FOM: Re: Simpson on Mattes

Michael Thayer mthayer at
Thu Nov 6 09:29:28 EST 1997

Steve writes:

>My perspective on what has been going on the last few days:
>Josef Mattes gave a list of 9 diverse mathematical subjects and asked
>me whether I would consider them foundational, i.e. within the scope
>of f.o.m[...].  In that case, my answer is that I wouldn't *automatically*
>consider these subjects foundational.  In each case, someone would
>first need to explain clearly and honestly, starting with concepts
>that are of obvious general intellectual interest, exactly how subject
>X is related to the most basic mathematical concepts, and exactly what
>is the general intellectual interest of subject X

I take this to mean that something could be foundational , but not
foundational for mathematics, and thus that both the fundamental nature AND
the relevance to mathematics must be shown.  Thus in most cases on Josef's
list, one could argue that we are seeing a mathematical result which
suggests some fundamental insight about the world (e.g. Goedel's
relativity model) but that this is fairly typical of applied mathematics,
and while these results MIGHT be fundamental for some other science (which I
find debatable for many on that list) they would still not be f.o.m.
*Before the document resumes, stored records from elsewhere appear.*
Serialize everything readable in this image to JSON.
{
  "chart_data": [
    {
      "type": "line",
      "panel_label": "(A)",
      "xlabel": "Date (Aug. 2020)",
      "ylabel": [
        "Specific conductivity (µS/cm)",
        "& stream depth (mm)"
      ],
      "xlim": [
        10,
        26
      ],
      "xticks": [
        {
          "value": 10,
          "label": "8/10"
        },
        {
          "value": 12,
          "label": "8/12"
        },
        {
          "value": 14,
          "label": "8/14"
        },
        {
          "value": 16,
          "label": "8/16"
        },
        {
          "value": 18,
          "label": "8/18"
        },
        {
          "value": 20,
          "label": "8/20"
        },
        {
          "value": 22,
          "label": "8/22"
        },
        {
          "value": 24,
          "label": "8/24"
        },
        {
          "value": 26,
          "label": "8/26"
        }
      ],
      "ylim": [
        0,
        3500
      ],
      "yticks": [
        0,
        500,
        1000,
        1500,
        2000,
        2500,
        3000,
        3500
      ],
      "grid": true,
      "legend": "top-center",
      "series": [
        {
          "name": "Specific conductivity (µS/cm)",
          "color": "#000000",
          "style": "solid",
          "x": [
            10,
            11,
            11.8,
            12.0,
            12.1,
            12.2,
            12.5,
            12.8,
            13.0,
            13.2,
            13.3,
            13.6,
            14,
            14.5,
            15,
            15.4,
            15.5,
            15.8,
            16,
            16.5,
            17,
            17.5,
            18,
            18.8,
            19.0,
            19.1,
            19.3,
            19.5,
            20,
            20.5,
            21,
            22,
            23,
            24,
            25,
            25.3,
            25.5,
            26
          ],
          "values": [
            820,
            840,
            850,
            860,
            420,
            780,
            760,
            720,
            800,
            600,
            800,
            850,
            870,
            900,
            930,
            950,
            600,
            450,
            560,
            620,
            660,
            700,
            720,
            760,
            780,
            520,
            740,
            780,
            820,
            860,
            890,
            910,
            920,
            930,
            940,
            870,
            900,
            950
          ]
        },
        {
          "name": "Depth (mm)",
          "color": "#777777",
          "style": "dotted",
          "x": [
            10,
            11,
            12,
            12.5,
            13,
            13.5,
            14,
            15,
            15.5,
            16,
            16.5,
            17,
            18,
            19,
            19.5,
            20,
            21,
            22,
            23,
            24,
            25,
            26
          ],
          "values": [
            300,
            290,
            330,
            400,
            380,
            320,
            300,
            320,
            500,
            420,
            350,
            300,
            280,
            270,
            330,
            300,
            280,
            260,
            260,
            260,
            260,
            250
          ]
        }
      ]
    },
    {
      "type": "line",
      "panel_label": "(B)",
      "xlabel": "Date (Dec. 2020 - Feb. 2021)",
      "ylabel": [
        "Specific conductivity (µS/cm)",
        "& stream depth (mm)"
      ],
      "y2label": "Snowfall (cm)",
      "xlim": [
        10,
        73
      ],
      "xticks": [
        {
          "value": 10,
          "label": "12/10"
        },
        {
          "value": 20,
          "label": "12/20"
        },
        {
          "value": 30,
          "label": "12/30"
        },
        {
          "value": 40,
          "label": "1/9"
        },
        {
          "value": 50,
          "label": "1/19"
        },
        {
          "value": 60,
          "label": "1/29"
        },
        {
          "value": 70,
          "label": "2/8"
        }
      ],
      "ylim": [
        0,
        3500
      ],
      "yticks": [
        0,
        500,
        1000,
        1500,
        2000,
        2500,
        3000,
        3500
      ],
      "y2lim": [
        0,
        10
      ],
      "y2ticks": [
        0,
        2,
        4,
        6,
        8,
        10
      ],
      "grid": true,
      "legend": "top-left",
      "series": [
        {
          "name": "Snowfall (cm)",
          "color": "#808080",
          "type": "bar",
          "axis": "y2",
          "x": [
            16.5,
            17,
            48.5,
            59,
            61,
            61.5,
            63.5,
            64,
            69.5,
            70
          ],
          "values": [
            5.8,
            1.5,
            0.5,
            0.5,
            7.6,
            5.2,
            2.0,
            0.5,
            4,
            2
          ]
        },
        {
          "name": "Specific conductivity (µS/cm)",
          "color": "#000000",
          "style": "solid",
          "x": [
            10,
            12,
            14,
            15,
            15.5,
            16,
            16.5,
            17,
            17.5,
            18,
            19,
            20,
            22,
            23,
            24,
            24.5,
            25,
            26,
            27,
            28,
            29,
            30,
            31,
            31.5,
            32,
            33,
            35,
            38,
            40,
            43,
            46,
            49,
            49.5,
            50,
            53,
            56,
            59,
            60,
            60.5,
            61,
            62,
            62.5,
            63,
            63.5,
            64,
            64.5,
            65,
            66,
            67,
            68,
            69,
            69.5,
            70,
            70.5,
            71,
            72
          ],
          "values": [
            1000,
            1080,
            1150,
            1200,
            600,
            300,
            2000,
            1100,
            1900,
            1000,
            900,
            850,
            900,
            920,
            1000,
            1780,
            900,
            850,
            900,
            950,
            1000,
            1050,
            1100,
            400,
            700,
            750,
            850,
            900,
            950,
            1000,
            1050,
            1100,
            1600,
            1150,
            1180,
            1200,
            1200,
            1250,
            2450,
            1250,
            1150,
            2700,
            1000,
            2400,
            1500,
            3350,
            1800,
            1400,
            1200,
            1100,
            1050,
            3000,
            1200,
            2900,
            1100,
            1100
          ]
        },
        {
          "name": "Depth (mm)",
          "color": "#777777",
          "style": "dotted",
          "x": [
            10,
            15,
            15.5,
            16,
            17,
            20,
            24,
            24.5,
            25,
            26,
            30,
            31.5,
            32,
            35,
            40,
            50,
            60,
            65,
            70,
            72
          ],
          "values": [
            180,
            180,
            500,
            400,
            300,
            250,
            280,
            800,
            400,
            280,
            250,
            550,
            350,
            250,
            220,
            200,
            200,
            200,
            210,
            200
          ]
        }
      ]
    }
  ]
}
This seems quite reasonable, but I do have a question about Steve's own list

  1. number
  2. shape
  3. function
  4. set
  5. algorithm
  6. mathematical proof
  7. mathematical axiom
  8. mathematical definition

It would seem that we could argue that the following are more fundamental
than any of these:

1. Difference
2. Structure
3. Congruence

My argument being that without the ability to distinguish different objects,
there is no need for number, that structure is necessary for thought, as
well as being sometimes thought to be the subject matter of mathematics, and
that congruence (in the sense of a congruence relation - "I will consider
these object to be identical for the purpose of studying these structural
relations) is what gives us our mathematical objects.

No you may wish to dispute these philosophical points (and you certainly
could find ammunition to do so), but GRANTING that I am correct, are these
concepts then part of your list, or would you say they were foundational for
some other area , say epistemology or psychology?

I would think there are limits to f.o.m. in BOTH directions.  Do you agree?